By the time he cut his
hair and returned to uniform in 1996, O’Donnell’s testimony had been
instrumental in putting hundreds of suspected mobsters behind bars and
led to the seizure of vehicles, drugs and hundreds of thousands of
dollars.
The busts, which gutted
the Patriarca family, earned O’Donnell honors and accolades that
extended to the White House, where he met former President Bill Clinton
and regaled him with stories of his days playing lacrosse in college.

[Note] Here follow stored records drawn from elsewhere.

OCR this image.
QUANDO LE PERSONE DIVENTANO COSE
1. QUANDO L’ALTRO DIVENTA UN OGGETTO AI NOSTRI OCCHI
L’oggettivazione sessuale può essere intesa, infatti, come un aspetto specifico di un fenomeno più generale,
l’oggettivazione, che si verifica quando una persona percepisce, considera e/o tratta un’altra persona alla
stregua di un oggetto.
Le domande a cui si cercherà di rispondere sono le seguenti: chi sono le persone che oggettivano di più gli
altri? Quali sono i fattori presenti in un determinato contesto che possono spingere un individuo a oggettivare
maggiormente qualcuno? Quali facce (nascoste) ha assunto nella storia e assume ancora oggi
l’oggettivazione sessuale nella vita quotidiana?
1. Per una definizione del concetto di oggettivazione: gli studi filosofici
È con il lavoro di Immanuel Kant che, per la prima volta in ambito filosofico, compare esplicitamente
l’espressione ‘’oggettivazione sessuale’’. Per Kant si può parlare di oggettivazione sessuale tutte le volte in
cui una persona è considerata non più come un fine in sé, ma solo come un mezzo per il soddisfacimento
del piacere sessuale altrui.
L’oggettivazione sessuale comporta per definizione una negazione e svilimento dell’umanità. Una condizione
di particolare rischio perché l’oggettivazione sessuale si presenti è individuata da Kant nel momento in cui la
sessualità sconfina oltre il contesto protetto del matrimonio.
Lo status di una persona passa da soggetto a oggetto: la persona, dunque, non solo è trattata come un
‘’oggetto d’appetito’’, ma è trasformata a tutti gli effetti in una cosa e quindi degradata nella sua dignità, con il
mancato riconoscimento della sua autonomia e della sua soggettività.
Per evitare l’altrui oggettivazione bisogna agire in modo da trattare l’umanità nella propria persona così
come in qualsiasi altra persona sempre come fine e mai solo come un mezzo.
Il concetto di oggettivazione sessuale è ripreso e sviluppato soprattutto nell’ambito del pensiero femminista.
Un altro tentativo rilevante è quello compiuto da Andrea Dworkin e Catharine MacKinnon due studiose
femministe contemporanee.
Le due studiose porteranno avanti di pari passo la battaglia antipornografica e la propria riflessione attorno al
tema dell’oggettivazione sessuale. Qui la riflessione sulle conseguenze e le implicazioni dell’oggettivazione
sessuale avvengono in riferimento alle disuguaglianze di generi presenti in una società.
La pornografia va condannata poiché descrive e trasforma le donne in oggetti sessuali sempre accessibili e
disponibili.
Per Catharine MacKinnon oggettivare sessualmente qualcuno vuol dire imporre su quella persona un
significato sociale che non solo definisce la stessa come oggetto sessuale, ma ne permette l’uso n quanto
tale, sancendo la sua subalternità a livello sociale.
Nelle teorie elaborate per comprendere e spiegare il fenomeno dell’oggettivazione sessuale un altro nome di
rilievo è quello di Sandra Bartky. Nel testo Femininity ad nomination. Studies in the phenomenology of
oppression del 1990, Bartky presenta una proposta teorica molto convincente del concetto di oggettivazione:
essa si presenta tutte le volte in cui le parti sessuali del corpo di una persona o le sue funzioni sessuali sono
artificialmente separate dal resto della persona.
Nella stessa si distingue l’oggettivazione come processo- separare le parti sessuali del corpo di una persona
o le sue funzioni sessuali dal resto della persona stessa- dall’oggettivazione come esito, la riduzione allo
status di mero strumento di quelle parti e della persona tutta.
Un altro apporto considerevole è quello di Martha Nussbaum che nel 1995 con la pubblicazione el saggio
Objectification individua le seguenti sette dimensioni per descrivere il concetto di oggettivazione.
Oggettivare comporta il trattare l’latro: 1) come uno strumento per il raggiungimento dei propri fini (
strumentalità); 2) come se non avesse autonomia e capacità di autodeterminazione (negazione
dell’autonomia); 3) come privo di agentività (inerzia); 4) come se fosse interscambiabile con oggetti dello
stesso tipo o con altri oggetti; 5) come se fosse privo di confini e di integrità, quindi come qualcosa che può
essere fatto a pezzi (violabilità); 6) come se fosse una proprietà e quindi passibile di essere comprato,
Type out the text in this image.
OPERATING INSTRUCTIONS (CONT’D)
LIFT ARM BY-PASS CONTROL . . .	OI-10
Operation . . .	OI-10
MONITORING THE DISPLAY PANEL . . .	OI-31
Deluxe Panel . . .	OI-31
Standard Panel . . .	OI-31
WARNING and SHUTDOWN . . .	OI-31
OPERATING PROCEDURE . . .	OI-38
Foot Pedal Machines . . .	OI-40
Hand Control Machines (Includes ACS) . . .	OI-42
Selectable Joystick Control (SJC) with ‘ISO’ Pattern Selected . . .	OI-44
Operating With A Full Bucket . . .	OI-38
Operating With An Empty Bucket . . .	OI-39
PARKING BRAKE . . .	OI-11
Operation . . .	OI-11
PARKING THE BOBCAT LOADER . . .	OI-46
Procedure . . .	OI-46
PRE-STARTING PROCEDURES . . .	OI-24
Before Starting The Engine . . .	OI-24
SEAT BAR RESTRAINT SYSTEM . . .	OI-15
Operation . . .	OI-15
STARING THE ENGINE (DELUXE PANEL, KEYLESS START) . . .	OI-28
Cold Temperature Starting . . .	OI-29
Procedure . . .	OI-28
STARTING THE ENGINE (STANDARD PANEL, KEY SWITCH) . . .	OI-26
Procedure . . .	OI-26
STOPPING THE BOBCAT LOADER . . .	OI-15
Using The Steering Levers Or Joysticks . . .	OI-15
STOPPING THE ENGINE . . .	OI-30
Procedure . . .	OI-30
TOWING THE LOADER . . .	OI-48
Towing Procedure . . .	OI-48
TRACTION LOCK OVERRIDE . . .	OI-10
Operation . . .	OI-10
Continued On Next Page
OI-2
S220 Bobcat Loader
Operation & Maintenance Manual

His moxie even earned the respect of some of the mob men he took down.
In
a rare interview from his lawyer's Rhode Island office, where he is
serving probation, Gerry Tillinghast told NBC News that he bears no ill
will toward his old adversary.
“Lemme
say this,” he said, “my personal opinion is law enforcement, their job
is to take people that commit crimes -- no matter what level -- off the
street. That's their job. A criminal, no matter what level, his job is
then not to let that happen.”
As for O’Donnell’s ruse
that sent he and his brother to jail, Tillinghast said, “He did it
pretty good. I gotta give it to him, even though I hate to say it.”
O’Donnell says there
are no hard feelings on his part, either. O’Donnell said law enforcement
“respect(s) them in the sense that when they get arrested, it's not
personal. It's part of the system that we're in. I think it's important
it happens that way.”
There are
few signs of O’Donnell’s long undercover assignment visible in the
wood-paneled office reserved for the colonel and superintendent of the
Rhode Island State Police, where he oversees more than 600 state
troopers and civilian employees.
The
fake IDs and wiretap cassettes have long-since been filed away. His
low-slung L-shaped desk is neatly stacked with paperwork. There are
pictures of his kids playing lacrosse on a team he coached to a state
championship. There are no photos of the colonel during his days as a
long-haired, swearing, bookmaking, undercover detective in the mob.
For
those who know his story, there are a few mementos that hold clues to
his former occupation: There are pictures of him with President Clinton.
And there’s a photo of O’Donnell posing with legendary FBI undercover
detective Joe Pistone, aka “Donnie Brasco,” who infiltrated the Bonanno
and Colombo Mafia families in the late ‘70s and early ‘80s.
The most obvious reference may be the fake white street sign near the left corner of the room. It reads “Mafia Parking Only.”